Sensatamente, no deberíamos hacer del precioso placer de la lectura, nuestra fuente inagotable de resentimiento. Es probable que los fundamentalistas de la lectura me reprochen la siguiente expresión provocativa formulada en forma de pregunta: ¿Qué nos importa, o por qué nos importa tanto, que si después de poner todo nuestro empeño o nuestro oficio profesional en tratar de "formar" lectores, constatamos que hay muchas personas a las que no les interesa en absoluto la lectura de libros como una acendrada costumbre y a veces ni siquiera como un pasatiempo ocasional?

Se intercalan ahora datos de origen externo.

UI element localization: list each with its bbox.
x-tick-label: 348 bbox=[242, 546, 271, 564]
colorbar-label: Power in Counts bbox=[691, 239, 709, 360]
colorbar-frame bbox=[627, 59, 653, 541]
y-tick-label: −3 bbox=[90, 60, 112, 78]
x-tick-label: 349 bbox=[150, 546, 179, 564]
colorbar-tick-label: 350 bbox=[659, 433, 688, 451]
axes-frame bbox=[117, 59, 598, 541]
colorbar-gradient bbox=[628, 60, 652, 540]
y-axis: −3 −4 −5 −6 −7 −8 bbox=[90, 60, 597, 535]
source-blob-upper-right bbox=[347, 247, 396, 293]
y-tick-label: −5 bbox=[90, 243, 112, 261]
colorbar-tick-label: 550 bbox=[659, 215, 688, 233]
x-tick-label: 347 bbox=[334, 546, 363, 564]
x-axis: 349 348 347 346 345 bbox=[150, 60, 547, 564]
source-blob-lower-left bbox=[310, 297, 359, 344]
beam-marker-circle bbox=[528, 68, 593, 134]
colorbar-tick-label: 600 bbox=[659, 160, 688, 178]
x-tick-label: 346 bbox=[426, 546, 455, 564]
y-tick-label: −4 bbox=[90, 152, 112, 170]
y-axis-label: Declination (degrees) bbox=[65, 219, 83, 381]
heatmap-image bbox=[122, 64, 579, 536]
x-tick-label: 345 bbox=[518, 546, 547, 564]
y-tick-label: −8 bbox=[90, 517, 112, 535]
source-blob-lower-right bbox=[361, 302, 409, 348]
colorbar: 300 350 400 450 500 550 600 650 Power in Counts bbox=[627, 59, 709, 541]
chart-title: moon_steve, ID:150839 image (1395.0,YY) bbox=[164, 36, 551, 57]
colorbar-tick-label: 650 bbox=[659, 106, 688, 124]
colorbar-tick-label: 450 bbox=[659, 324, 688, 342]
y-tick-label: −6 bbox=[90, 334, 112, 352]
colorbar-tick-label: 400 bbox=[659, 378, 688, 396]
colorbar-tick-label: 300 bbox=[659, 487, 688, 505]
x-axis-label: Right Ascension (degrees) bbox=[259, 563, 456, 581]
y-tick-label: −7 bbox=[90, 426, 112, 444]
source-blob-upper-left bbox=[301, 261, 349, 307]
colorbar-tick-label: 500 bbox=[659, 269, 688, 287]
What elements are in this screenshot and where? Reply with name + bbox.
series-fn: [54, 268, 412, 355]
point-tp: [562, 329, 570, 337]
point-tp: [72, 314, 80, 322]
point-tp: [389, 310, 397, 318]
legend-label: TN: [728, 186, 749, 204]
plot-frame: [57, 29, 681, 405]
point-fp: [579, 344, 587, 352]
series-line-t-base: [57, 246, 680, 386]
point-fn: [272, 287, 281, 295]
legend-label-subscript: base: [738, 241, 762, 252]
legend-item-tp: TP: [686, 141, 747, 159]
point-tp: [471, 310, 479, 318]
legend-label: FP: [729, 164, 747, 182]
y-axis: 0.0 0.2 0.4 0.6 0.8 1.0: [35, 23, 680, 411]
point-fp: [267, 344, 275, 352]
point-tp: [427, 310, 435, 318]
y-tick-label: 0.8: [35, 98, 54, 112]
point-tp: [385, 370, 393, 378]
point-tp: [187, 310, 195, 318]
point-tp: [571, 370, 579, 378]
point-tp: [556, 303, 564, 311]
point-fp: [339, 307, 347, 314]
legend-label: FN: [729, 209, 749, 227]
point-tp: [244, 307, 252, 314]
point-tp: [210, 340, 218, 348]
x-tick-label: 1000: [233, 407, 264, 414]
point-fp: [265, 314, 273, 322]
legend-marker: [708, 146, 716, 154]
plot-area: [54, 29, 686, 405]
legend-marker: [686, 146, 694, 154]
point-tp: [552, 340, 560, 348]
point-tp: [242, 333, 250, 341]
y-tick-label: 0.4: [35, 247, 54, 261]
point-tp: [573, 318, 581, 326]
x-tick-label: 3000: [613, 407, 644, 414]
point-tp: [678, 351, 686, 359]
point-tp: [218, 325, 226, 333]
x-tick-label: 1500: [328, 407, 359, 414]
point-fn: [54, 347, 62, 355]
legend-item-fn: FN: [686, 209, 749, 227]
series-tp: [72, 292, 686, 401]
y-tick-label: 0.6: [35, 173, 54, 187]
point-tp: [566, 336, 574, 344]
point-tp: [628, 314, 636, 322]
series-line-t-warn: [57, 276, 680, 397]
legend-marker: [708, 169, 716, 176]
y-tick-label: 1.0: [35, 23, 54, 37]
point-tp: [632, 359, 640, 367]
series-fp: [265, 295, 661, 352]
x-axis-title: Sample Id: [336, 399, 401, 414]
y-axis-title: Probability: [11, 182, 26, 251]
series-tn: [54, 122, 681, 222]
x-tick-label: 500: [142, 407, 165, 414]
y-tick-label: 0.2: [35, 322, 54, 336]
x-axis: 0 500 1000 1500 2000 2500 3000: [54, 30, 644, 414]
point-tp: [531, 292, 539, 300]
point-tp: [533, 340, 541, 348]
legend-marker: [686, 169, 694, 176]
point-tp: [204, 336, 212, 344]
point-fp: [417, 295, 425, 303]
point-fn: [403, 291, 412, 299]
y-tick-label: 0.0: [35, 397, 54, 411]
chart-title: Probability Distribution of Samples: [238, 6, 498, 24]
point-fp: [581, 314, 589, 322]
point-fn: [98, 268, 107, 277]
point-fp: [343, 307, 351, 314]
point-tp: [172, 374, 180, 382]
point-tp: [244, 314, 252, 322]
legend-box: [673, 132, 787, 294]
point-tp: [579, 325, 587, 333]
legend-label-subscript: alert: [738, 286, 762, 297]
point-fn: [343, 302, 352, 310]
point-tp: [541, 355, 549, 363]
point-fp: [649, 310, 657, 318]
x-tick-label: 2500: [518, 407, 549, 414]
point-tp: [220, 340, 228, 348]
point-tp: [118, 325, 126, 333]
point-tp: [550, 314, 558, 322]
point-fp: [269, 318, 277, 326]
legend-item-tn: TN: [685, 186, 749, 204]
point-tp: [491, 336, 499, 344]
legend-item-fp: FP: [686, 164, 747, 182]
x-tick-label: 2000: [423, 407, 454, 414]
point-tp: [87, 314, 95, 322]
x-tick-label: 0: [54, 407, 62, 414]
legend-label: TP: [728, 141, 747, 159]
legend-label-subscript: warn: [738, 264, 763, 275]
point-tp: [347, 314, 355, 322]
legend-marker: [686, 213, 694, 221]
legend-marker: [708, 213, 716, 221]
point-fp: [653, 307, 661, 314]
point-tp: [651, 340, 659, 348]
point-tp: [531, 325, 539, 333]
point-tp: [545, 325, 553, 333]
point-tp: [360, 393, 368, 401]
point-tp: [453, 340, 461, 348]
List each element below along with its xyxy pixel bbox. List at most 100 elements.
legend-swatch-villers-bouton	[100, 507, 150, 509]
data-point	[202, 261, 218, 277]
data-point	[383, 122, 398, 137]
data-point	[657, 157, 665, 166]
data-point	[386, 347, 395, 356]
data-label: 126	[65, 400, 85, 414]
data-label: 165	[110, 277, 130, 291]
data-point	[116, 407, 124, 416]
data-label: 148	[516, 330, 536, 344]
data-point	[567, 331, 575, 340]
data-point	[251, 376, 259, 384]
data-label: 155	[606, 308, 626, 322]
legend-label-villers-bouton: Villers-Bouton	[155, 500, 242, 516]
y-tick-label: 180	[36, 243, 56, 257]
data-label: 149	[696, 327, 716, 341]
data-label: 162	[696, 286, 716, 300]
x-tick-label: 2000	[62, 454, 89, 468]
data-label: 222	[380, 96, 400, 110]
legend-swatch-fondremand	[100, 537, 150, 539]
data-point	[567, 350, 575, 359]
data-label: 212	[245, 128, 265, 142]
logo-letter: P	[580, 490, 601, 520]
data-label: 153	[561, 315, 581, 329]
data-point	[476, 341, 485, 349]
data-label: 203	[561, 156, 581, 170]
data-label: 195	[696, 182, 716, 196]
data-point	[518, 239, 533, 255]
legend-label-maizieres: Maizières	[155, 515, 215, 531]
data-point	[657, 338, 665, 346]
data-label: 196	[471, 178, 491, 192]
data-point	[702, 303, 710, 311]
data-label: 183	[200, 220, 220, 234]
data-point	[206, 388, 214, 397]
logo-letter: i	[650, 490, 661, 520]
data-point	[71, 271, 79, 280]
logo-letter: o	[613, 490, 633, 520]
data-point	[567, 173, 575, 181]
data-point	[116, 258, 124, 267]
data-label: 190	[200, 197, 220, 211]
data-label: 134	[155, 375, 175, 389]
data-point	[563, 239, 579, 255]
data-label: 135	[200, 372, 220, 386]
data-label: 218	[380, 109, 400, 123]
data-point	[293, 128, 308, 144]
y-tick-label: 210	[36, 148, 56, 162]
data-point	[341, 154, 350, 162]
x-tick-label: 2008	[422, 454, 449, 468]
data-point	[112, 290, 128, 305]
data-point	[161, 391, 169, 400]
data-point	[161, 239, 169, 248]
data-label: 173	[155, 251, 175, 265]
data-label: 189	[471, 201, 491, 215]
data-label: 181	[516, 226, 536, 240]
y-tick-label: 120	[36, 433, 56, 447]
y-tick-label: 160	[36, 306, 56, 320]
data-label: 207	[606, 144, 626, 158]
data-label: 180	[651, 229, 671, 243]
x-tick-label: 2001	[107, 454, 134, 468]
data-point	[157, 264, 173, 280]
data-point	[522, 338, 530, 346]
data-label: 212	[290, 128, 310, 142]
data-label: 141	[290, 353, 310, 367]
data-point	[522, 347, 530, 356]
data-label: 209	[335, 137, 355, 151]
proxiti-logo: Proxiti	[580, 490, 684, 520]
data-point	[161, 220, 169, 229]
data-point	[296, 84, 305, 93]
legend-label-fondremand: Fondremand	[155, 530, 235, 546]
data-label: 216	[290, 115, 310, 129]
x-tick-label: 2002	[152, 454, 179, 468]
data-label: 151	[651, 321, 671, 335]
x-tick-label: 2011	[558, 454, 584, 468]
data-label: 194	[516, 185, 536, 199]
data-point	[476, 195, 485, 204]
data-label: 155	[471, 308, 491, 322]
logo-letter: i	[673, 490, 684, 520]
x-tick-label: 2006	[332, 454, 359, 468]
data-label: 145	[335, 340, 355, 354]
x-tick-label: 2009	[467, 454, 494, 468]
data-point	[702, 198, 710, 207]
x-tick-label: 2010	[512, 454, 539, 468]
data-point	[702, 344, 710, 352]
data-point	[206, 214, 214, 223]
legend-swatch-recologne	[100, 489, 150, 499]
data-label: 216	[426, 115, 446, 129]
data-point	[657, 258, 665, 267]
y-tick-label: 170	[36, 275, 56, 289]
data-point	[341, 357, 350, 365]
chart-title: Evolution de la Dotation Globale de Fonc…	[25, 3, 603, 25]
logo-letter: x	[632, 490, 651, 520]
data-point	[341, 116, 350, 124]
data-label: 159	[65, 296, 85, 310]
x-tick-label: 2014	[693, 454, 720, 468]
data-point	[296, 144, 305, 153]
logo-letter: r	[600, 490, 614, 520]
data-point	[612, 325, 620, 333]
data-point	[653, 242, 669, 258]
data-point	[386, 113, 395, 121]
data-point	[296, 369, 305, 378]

Es una pregunta políticamente incorrecta, porque formulada así, con sinceridad, da la impresión de que no nos importa el bien del género humano. Pero, en realidad, lo que molesta (lo he comprobado) tanto en la pregunta como en el móvil de la pregunta, no es tanto el bien del género humano sino nuestro personal fracaso. Si no fuese así, ¿por qué nos lo reprochamos y se lo reprochamos a los demás? Si, después de todo, la gente no quiere leer, allá ella. Nosotros ya hicimos nuestro esfuerzo, en el mejor de los casos, gentil. Y si no tuvimos éxito es porque equivocamos la estrategia o porque no todo el mundo desea ser lector de libros, y su derecho le asiste.